The system’s NLP components were evaluated in literature cited above. Results are state-of-the-art or competitive, and available on our project’s website (sites.google.com/site/nlp4climate).
To evaluate the model and analysis rules that create domain-relevant propositions, we have manually annotated a set of corpus sentences with propositions. Details about the test-set, evaluation metrics and results are on the website. We consider the results satisfactory.
A useful feature would be an annotation confidence score, that users could employ to establish priorities in manual result revision. A useful application of the propositions extracted would be creating network graphs with different types of edges representing support and opposition among parties, and between parties and issues.

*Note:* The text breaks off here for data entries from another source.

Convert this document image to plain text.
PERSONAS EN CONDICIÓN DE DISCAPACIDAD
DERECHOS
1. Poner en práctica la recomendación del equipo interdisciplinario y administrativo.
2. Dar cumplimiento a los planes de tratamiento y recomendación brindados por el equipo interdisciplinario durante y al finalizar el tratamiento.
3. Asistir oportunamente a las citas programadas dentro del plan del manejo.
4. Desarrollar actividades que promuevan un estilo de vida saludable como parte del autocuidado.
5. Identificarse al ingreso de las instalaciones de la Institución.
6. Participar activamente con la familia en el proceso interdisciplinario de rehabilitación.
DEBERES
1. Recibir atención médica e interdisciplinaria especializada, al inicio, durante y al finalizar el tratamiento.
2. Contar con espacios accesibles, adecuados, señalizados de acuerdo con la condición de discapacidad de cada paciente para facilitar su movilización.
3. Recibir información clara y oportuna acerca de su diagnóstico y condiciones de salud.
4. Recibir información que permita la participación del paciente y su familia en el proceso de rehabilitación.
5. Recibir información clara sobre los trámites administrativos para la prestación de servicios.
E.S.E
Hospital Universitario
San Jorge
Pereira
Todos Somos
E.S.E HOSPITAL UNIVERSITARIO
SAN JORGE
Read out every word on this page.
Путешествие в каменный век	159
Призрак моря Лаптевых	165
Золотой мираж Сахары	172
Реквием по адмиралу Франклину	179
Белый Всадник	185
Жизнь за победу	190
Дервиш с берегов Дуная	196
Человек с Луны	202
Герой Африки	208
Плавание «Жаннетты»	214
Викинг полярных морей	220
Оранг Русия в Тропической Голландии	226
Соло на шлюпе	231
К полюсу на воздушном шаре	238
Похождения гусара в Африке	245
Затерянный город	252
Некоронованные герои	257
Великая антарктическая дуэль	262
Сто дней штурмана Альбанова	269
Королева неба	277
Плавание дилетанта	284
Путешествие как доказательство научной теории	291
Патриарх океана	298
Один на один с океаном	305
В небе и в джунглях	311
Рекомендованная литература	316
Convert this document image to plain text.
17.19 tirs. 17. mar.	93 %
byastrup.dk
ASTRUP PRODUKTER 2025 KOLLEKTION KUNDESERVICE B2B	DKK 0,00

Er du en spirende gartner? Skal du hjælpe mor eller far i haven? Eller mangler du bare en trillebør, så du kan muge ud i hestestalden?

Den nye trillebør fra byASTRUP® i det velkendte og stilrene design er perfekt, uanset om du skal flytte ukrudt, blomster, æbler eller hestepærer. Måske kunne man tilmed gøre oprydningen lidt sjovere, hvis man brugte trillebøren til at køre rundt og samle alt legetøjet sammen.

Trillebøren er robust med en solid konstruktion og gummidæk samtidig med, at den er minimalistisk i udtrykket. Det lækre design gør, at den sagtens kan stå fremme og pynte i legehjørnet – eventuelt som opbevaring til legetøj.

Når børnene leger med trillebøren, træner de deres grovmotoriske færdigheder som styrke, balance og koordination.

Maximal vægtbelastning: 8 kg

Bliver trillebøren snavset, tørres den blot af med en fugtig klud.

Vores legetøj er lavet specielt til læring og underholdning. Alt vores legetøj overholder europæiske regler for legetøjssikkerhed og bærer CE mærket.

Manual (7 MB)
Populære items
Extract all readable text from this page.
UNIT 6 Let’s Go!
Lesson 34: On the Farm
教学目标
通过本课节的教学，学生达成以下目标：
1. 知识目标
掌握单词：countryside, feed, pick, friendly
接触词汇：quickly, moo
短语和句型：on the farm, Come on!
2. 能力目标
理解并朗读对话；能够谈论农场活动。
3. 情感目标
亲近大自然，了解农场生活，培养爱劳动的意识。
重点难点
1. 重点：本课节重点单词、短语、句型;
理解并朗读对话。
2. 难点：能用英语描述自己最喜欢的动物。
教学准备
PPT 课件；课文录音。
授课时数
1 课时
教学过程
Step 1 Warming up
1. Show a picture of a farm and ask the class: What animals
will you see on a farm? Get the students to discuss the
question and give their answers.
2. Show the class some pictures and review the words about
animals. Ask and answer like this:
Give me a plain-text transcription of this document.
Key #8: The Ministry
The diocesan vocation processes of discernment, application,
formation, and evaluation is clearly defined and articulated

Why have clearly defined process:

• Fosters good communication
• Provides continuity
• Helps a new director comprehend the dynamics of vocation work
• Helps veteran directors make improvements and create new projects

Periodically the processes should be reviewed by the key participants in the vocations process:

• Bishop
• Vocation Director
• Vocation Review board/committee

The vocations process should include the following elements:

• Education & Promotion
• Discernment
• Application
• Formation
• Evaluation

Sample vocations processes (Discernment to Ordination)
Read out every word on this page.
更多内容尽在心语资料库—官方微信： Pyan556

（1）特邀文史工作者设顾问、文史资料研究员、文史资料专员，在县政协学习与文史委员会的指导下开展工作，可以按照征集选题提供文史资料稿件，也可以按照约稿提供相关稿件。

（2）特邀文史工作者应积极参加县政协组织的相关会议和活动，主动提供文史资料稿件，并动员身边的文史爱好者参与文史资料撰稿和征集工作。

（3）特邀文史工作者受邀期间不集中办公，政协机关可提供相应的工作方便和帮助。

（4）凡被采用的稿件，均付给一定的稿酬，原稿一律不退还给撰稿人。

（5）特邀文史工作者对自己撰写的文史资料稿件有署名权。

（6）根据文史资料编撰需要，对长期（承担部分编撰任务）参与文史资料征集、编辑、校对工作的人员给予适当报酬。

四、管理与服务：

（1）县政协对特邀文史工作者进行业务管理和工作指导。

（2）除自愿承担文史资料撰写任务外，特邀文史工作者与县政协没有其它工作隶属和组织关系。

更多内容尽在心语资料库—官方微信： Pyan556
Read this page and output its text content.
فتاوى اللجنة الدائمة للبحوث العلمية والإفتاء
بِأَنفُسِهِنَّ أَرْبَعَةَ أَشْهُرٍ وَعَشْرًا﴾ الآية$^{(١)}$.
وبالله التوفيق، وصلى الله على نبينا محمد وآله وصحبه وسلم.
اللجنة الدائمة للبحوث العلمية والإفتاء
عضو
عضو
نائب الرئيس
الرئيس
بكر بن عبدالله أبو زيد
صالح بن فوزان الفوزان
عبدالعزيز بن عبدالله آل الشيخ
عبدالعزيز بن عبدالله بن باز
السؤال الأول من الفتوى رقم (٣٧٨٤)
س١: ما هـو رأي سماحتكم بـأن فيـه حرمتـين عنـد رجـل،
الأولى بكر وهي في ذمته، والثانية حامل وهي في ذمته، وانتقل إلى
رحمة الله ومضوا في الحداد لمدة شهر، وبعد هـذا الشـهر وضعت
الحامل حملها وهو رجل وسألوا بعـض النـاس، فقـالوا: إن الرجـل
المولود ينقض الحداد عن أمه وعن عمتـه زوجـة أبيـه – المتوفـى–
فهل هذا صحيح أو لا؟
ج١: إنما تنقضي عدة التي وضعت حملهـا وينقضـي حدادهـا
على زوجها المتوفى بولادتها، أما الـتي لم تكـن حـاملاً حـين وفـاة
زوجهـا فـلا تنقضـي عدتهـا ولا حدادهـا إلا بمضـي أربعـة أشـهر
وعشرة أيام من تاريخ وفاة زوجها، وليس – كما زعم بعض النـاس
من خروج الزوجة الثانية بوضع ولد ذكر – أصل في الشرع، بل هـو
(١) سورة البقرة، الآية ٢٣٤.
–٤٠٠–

We thank Tommaso Venturini, Audrey Baneyx, Kari de Pryck and Diégo Antolinos-Basso from the Sciences Po médialab in Paris for domain-expert feedback on the system. Pablo Ruiz is supported by a PhD grant from Région Ile-de-France.
Predicate in the sense of an expression relating a set of arguments.
wiki.dbpedia.org (Auer et al., 2007)
API: http://api.climatetagger.net ; Thesaurus: http://www.climatetagger.net/glossary/
Terminology adopted: ‹Norway, preferred, legally-binding commitments› is a proposition, with actor Norway, predicate preferred and legally-binding commitments as the negotiation point.
https://github.com/newsreader/ixa-pipe-srl ; it provides a wrapper to mate-tools (Björkelund et al., 2010)
In SRL, A0 corresponds to a predicate’s agent. A1 is the patient or theme. AM roles represent adjuncts (time, location etc.) or negation. See Palmer et al., 2005.